We knew that 2020 would be tough. And then came 2021.
But the digital space doesn’t have to be all Zoom calls and doomscrolling. A new wave of artists and activists are reclaiming your news feed with conscious content that pushes the boundaries of both creativity and self-care. The Calvert Journal talked to the people and projects changing perspectives on both health and leisure in Russia today.
Sofia Skidan is a Moscow-based artist who puts yoga at the heart of her artistic experiments with space, textiles, and found natural objects. Skidan’s background as a yoga instructor allows her to use her own body as a constantly evolving sculpture, bending and shaping her own form to mimic the natural world around her. A sense of mysticism is woven into her work, and Skidan brings her vision to her ordinary yoga classes by carefully selecting the music and outfits for the day — transforming her own physical practice into a curated collective performance.
Yoga teacher and set designer Anna Artemieva has turned Russia’s long-neglected steam house tradition into a thriving lifestyle and community through her project, Nudeblog.
Artemieva’s blog is a celebration of communal bathing that combines practical guides and tips, inspiring imagery, and first-hand reportage from traditional saunas, otherwise known as banyas. Artemieva’s account travels all across Russia, from sleek spa complexes to idyllic DIY steam houses in the countryside. Nudeblog’s Instagram is also brimming with hard-to-find archival material, cultural investigations, and historical and social insights into this ancient Russian tradition, as well as bathing customs worldwide.
Artemieva also recently collaborated with fashion brand Oh, My to launch a capsule collection of basic banya garments, drawing on her belief in communal bathing as an aesthetic ritual.
St Petersburg-based collective Flowgardenz believes that we are one with nature. That mantra is seen in the lush green set designs that they create for artists across Russia’s music and fashion industry, including the likes of Mirèle, Kedr Livansky, and Gucci.
Flowgardenz draw on a versatile toolbox of myths, contemporary culture, and steampunk to promote an alternative vision of collective gardening and plant-inspired art. They work mainly with seasonal, local plants, and flowers, and even herbs and vegetables such as parsley and celery. Many of their photoshoots pair these sets with unconventional models that give them a unique aesthetic that is both fresh and intriguing.
Ural Surf are a team of surf enthusiasts from Yekaterinburg who celebrate the region’s untamed wilderness through organising collective SUP surf expeditions down local rivers. SUP surfing — or stand-up paddleboarding — allows for long and meditative journeys almost all year round, and the group is no stranger to surfing even while snow is thick on the ground. Ural Surf also caters for locals who want to stay within city limits. While Yekaterinburg itself is miles away from any sea or ocean, such geographical misfortunes prove little obstacle to the dedicated team, who organise events in the city’s ponds.

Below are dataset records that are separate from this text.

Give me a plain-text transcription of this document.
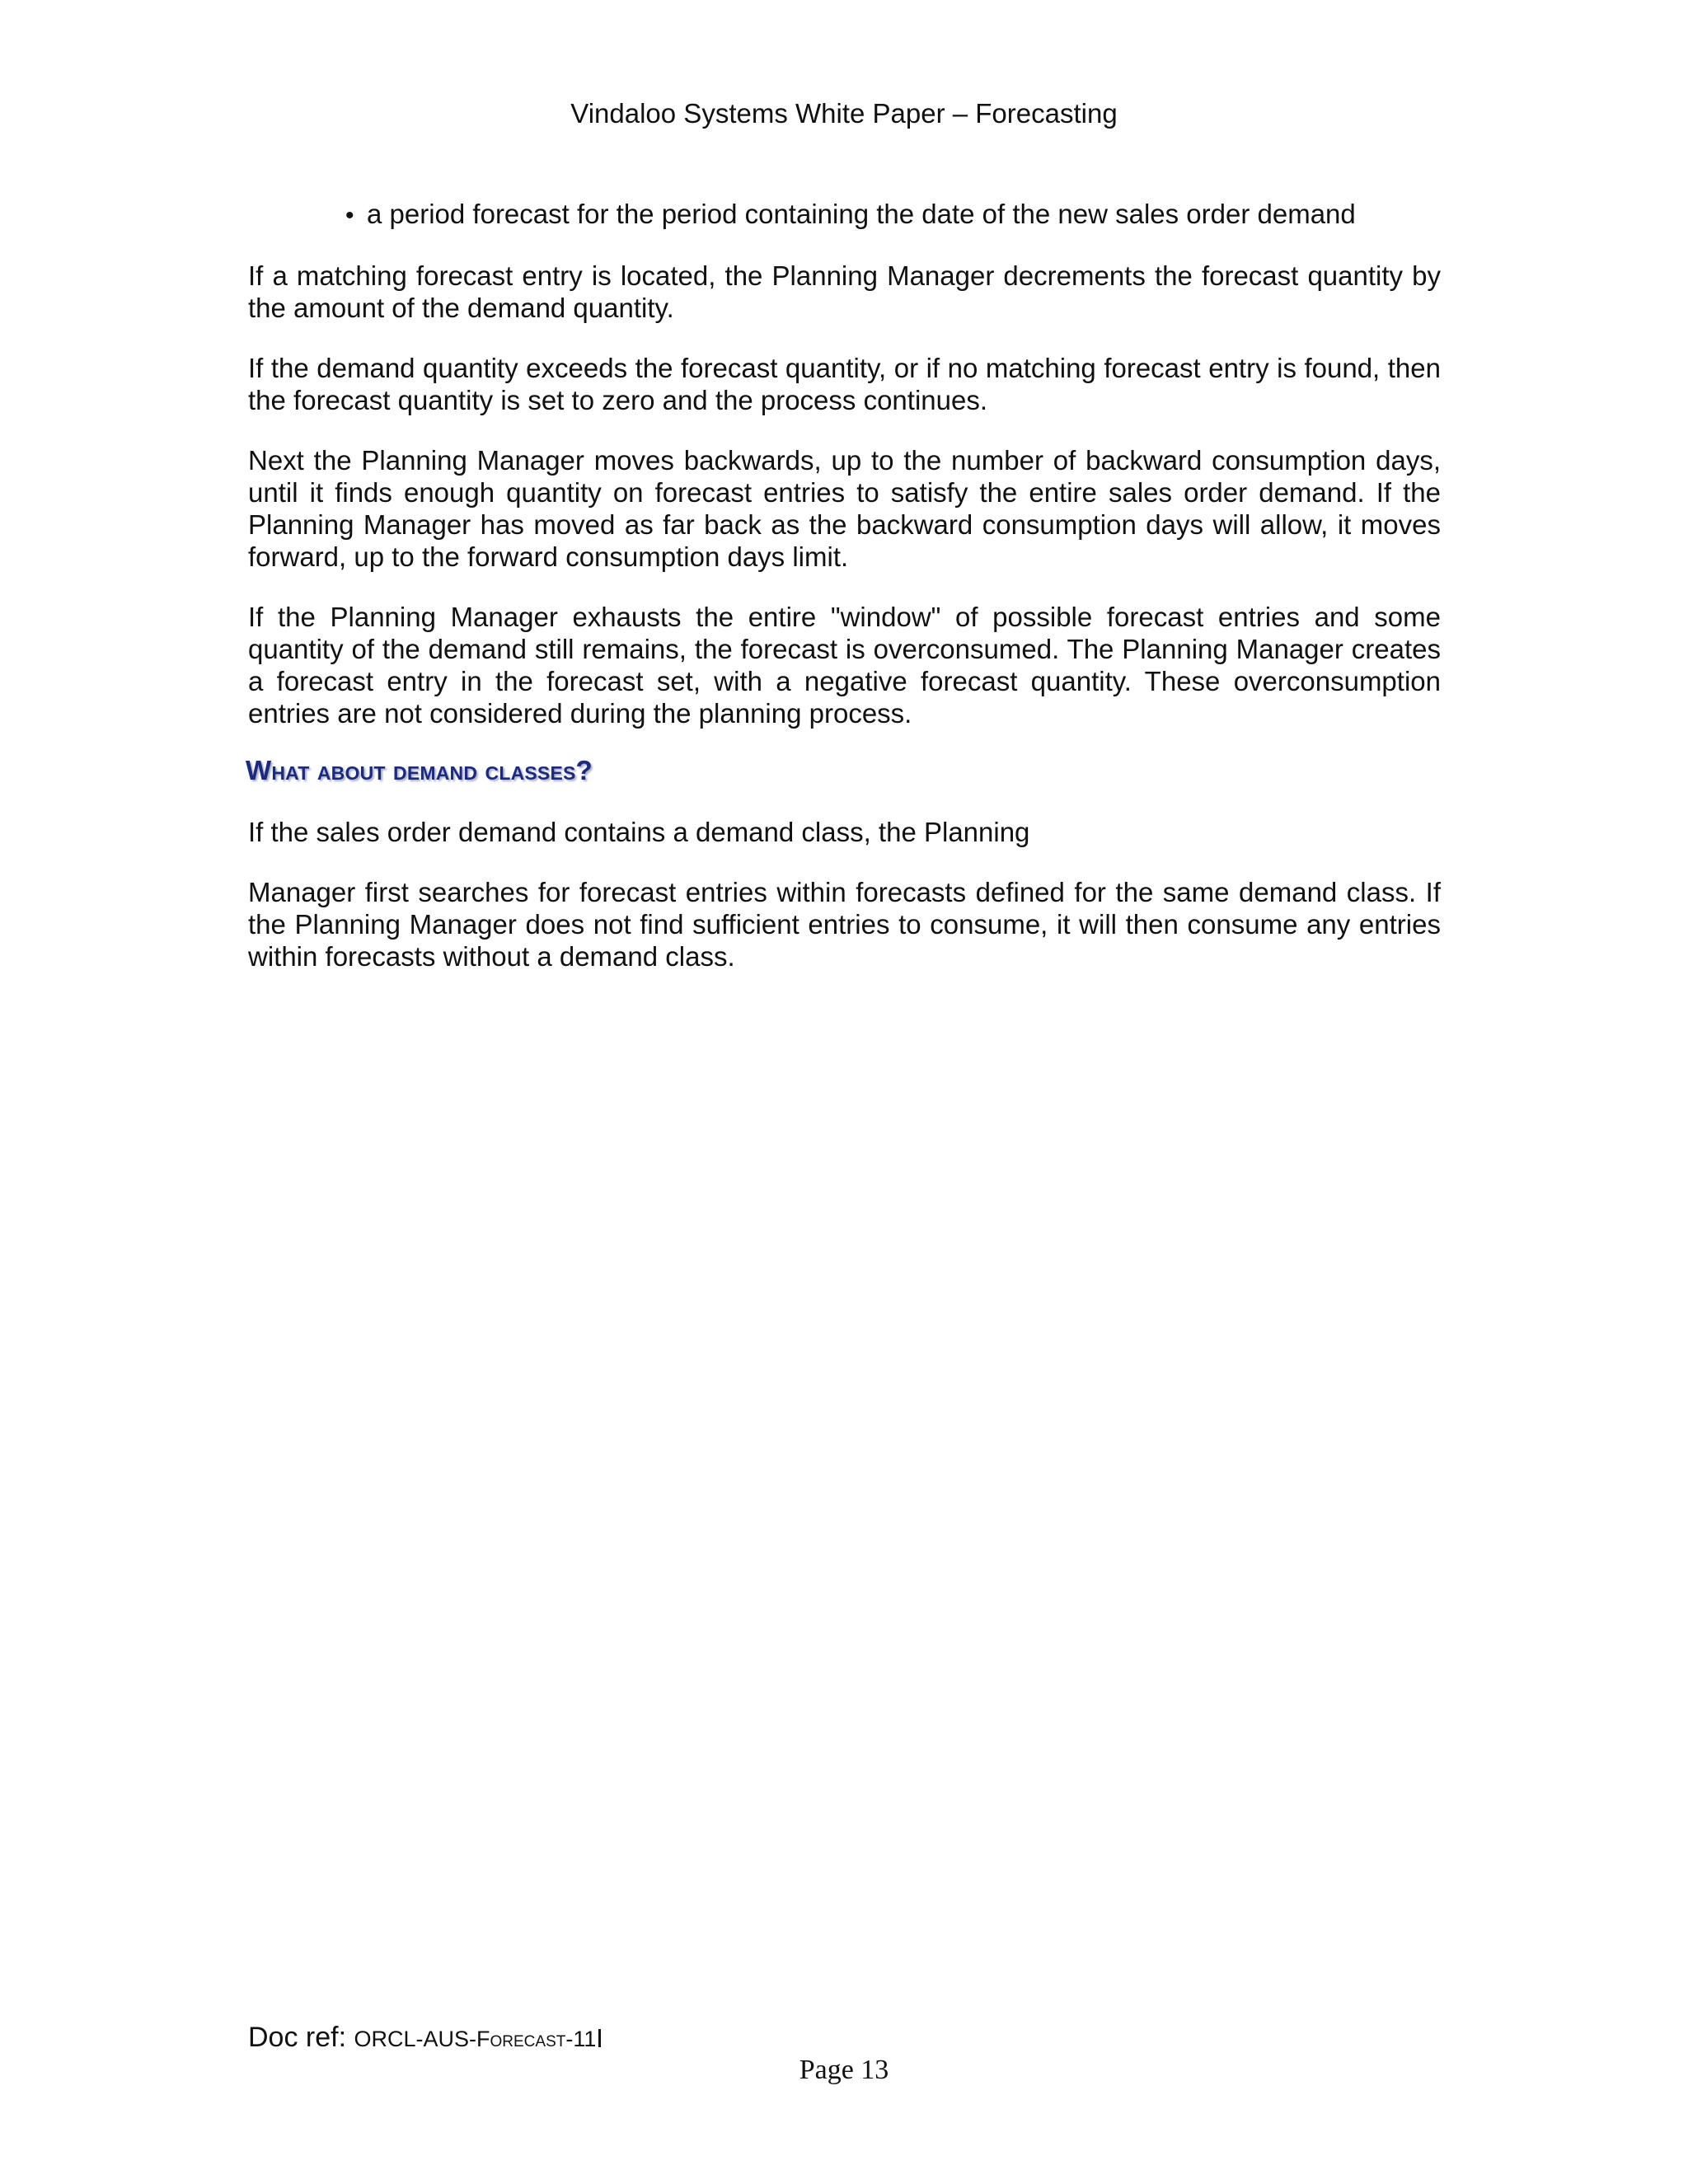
Vindaloo Systems White Paper – Forecasting
• a period forecast for the period containing the date of the new sales order demand

If a matching forecast entry is located, the Planning Manager decrements the forecast quantity by the amount of the demand quantity.

If the demand quantity exceeds the forecast quantity, or if no matching forecast entry is found, then the forecast quantity is set to zero and the process continues.

Next the Planning Manager moves backwards, up to the number of backward consumption days, until it finds enough quantity on forecast entries to satisfy the entire sales order demand. If the Planning Manager has moved as far back as the backward consumption days will allow, it moves forward, up to the forward consumption days limit.

If the Planning Manager exhausts the entire "window" of possible forecast entries and some quantity of the demand still remains, the forecast is overconsumed. The Planning Manager creates a forecast entry in the forecast set, with a negative forecast quantity. These overconsumption entries are not considered during the planning process.

What about demand classes?

If the sales order demand contains a demand class, the Planning

Manager first searches for forecast entries within forecasts defined for the same demand class. If the Planning Manager does not find sufficient entries to consume, it will then consume any entries within forecasts without a demand class.

Doc ref: ORCL-AUS-Forecast-11
Page 13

Love Your Health is one of Russia’s first projects to address ecology, sports, and health through contemporary culture and art. LoveYourHealth festivals have taken place in Rostov-on-Don, Novosibirsk, and Yekaterinburg, backed by local artists, activists, and influencers sharing their vision and perception of beauty, body, and health. The rich and varied programme has included workshops, shows, performances, and collective practices.